To understand sales tax compliance will be quite tricky. But, there is a lot to learn, deadlines to watch out, and ways to unintentionally have an unwanted attention of the state auditor. So, to help you to avoid audit, we have compiled the list of top 5 sales tax compliance tips for your business that you must avoid. Actually, micro businesses have higher compliance risk compared to the small businesses as they generally have the higher proportion of the sales from internet and don’t have any budget for the software that will help to manage the sales, CRM or shipping. Here is how you can evaluate or improve sales tax compliance for your current and potential business clients:

Sales Tax Compliance Tips

1. Understand State Requirements

Start by defining sales tax nexus requirements of the states that your clients do business with or determine what the current procedure is for charging and determining sales tax. Or are there any gaps? Then, you need to evaluate nexus requirements for the states that your client might start doing the business with, and determined by their marketing or advertising efforts, and location of the website viewers (through Google Analytics). Even though your clients are compliant currently, they may not have the system in place that will ensure the tax compliance with extra territories. So, make a note of threshold of sales tax nexus for every jurisdiction. It is very important that you do not file for the local tax license very early as it will result in the time wasted for filing $0 returns.

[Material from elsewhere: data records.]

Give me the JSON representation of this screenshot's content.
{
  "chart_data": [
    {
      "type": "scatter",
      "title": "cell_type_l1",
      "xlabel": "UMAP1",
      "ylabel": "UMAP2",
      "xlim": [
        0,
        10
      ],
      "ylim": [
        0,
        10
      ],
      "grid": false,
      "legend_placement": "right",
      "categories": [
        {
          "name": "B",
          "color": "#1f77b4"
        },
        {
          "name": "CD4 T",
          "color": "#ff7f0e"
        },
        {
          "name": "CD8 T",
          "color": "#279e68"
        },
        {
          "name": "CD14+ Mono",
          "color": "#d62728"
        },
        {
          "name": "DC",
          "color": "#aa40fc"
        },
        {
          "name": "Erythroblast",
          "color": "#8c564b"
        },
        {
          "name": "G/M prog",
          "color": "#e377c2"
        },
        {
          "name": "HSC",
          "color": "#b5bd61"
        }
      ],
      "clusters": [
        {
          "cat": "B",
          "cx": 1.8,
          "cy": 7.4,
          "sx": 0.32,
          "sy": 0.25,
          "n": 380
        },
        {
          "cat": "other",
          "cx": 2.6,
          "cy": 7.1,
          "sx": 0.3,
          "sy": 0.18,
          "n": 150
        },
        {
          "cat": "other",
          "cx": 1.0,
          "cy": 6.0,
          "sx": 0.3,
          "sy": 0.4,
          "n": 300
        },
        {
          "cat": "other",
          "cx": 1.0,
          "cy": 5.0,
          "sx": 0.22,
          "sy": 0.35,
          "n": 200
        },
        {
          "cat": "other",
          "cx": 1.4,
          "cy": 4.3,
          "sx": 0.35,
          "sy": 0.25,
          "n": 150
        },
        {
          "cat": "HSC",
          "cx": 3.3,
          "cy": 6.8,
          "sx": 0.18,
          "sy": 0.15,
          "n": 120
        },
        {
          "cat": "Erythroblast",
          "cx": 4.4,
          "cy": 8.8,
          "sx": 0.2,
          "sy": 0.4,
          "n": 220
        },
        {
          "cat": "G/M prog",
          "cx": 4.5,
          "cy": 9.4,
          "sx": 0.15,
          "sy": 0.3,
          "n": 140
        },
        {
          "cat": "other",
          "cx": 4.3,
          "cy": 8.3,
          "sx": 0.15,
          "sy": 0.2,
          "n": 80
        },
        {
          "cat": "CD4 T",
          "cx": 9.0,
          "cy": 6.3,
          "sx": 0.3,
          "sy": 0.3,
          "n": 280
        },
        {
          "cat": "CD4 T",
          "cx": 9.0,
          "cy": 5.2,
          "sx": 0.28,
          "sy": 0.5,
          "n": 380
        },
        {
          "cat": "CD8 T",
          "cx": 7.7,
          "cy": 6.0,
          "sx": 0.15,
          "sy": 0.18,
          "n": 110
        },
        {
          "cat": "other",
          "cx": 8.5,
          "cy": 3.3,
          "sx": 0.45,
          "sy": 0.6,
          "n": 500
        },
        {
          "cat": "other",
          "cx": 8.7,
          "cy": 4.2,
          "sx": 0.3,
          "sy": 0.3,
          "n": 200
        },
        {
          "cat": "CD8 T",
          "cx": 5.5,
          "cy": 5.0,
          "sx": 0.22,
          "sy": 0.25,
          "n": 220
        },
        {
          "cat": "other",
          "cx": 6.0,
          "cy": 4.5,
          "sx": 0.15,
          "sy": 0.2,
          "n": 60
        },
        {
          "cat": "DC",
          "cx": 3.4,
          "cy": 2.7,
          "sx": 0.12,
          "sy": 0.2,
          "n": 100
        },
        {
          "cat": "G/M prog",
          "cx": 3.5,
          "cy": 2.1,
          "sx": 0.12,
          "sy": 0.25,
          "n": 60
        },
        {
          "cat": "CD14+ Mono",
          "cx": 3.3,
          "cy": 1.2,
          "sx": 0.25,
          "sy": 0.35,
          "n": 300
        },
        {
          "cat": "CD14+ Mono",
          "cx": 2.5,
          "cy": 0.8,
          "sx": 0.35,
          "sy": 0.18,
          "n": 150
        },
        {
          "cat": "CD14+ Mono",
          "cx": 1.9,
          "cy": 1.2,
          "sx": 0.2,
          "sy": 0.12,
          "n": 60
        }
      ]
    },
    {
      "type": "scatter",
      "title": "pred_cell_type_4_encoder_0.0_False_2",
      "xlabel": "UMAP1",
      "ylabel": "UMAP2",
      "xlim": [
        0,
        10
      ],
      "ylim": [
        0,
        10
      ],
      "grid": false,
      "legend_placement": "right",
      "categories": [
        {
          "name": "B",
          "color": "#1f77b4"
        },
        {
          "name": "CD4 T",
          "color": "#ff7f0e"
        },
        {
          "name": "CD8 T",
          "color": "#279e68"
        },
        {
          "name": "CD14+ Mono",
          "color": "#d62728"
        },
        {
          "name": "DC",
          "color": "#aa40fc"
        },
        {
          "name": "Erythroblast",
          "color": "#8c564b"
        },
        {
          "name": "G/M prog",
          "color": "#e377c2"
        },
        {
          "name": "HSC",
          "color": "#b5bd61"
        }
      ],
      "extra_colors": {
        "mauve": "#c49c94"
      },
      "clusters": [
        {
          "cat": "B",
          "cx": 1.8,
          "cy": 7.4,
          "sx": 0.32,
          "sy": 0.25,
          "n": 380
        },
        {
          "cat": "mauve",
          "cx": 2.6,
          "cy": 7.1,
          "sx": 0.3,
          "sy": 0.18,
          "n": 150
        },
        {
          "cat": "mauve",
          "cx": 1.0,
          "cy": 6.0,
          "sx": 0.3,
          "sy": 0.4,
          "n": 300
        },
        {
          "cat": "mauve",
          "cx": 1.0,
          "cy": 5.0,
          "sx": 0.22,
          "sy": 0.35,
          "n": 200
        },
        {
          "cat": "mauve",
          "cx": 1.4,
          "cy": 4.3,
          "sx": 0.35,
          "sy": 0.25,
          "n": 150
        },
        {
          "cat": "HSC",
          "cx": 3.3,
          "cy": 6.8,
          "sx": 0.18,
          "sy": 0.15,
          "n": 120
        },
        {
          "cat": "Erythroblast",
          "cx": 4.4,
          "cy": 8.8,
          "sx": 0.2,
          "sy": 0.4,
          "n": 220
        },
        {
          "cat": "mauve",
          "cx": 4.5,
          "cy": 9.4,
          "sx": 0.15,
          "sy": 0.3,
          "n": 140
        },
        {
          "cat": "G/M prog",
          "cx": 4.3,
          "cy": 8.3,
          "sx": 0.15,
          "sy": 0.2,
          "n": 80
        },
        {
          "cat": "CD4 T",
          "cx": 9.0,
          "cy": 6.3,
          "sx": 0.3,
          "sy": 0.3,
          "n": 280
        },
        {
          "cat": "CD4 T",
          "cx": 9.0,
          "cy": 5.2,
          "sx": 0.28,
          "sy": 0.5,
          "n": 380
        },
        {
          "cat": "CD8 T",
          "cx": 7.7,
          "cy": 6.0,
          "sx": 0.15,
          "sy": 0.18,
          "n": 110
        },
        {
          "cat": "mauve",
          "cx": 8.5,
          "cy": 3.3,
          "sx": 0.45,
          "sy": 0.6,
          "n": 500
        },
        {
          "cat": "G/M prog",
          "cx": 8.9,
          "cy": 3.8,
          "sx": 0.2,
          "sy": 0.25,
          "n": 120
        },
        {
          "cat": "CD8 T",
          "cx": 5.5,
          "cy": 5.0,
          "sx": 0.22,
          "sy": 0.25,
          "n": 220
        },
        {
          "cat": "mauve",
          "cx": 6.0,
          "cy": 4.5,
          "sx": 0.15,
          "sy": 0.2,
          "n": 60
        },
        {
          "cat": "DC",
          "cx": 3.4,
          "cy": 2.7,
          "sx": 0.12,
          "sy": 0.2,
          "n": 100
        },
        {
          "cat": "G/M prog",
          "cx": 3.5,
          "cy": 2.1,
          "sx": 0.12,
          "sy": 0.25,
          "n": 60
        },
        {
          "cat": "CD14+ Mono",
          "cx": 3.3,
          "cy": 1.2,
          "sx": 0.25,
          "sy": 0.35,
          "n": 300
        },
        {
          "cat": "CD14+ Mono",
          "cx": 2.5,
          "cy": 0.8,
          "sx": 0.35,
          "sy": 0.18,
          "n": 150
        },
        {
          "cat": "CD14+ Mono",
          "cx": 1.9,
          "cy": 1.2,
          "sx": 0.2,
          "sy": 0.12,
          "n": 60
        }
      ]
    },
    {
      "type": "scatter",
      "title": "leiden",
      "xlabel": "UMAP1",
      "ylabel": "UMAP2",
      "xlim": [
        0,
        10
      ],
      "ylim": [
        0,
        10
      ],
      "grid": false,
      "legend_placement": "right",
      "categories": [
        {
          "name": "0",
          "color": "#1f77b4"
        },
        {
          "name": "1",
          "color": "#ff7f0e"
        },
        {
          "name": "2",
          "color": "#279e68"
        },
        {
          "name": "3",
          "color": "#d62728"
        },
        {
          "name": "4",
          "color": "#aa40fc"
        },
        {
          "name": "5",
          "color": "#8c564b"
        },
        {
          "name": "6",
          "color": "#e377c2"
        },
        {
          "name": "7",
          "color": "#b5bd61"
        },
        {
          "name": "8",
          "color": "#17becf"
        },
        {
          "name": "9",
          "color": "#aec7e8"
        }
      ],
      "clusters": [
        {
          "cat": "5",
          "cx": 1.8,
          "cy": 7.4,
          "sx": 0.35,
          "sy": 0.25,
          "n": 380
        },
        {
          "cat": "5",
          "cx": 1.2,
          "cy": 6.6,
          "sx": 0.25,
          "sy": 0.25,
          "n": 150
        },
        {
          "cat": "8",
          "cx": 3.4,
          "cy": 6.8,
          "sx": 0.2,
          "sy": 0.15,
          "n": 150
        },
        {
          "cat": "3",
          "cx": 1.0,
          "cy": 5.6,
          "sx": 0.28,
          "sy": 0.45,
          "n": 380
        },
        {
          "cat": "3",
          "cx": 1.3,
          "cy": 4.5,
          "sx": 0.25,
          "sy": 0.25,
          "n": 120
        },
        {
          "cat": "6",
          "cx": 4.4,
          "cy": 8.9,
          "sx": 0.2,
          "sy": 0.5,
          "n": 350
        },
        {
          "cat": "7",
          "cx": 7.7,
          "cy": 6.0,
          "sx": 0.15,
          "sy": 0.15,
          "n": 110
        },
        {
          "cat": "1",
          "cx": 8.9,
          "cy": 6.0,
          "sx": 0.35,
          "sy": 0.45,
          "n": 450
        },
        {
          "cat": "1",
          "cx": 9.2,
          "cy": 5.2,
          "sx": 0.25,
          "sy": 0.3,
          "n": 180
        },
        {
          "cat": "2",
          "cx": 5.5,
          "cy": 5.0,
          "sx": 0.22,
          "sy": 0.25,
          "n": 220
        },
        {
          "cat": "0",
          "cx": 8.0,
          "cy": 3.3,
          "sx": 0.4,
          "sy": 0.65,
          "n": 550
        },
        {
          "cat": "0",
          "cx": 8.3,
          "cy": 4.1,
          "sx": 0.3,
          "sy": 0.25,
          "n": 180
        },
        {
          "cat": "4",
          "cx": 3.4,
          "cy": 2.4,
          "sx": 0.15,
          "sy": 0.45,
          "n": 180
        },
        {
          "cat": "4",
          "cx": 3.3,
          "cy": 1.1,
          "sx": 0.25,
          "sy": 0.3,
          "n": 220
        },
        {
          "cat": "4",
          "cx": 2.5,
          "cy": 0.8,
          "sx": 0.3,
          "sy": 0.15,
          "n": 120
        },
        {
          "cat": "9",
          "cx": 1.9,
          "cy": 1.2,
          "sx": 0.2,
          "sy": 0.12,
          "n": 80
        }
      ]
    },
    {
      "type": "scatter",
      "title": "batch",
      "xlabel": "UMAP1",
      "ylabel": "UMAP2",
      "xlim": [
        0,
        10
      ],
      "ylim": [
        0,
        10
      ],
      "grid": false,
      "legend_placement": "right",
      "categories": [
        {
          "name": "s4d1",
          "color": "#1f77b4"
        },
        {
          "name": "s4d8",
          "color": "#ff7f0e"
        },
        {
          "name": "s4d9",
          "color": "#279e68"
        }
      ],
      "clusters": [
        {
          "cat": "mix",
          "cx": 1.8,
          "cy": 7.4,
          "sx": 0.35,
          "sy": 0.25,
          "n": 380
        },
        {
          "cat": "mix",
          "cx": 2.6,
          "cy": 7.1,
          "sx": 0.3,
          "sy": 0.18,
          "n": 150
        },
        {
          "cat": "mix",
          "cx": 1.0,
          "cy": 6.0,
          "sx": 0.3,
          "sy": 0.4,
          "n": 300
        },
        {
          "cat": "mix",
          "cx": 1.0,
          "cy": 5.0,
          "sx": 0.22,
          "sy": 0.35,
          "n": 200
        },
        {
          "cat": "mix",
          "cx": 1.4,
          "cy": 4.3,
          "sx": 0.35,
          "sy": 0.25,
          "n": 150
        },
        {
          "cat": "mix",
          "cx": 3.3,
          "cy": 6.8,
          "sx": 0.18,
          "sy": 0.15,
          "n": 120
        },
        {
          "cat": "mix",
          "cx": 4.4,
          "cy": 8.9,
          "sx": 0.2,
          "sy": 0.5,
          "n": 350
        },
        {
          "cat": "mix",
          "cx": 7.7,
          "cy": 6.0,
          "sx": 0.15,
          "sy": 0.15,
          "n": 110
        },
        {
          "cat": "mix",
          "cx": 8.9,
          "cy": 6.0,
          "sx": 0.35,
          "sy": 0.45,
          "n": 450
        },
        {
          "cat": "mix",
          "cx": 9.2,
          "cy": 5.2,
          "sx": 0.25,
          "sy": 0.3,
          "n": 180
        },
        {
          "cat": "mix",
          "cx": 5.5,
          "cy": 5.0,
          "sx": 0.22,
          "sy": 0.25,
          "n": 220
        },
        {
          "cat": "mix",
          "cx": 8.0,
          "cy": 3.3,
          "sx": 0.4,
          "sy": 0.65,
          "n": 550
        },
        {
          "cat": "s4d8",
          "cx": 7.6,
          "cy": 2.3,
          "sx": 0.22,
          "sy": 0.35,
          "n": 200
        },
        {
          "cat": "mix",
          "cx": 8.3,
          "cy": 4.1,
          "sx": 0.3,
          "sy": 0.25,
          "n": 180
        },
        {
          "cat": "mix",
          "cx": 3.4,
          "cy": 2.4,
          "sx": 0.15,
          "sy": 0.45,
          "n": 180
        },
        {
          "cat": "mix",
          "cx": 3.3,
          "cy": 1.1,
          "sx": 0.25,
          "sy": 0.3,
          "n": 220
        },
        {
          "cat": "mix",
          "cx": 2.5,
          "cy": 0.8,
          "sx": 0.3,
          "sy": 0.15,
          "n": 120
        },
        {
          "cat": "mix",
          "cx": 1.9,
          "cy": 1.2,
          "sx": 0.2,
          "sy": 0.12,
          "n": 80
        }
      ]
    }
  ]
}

2. Determine the tax liability just by understanding the changing nexus rules

Whereas most of the business people have certain concept of sales tax nexus—but connection between the business and taxing jurisdiction needing sales tax collection or remittance —most are not aware of the dramatic changes of nexus laws happening at present. For instance, did you know that most of the states have passed the laws that need the remote sellers collect sales tax in case they get some amount of the referrals from affiliates? And Congress introduced Marketplace Fairness Act? When passed, this law will authorize the states to have almost all the remote sellers to get sales tax providing the states meet some simplification needs. This can please states, which have worked in lightning speed over past year for implementing the remote seller tax rules, and it is just a tip of an iceberg. All these issues signify year of the intense sales &use tax changes, mainly regarding the nexus.

3. Understand changing tax exemption certificate rules

Filing and tracking exemption certificates, bugaboo of well-intentioned owners, has gotten highly complicated. The businesses managing huge numbers of the exemption certificates confront the difficult challenge while audited to link the specific certificates with the specific transactions. Thus, to prove tax wasn’t due on particular sale. The certificates expire or might be invalid, leaving selling business totally liable for paying the uncollected tax.

4. Check out how to remit the sales on returns

Companies making sure each possible step for diligently tracking or updating changes in the sales &use tax rules, at times inadvertently fail in remitting the accused taxes rightly. For this reason, knowing which type to use, and what to include, are important for every tax season.This will be done easily by review no matter whether the filing schedule has altered as relates to the business revenue, ninety days before remitting for the annual and quarterly taxes every year. This will help you to determine if any new or implemented filing laws can affect the business in every current season. It can help the businesses to avoid any filing errors, which increase risk of audit. That includes failure in prepaying and establishing the payment plans, and remitting late payments, and payment to the incorrect states or jurisdictions.

5. Managing Tax Compliance Yourself

Lots of business owners today take it on themselves for managingeach aspect of the company. It includes operations, sales, marketing, HR, accounting, logistics, tax compliance… list goes on. And it is so much of work! However, there is one thing that you do not need to do.Suppose you will prefer focusing on the strengths as well as outsource your sales tax compliance, you can consider hiring the professional.

Conclusion

Sales tax compliance is not fun, but necessary. Use these tips given above and avoid any common mistakes, just sales tax, and decrease the audit risk.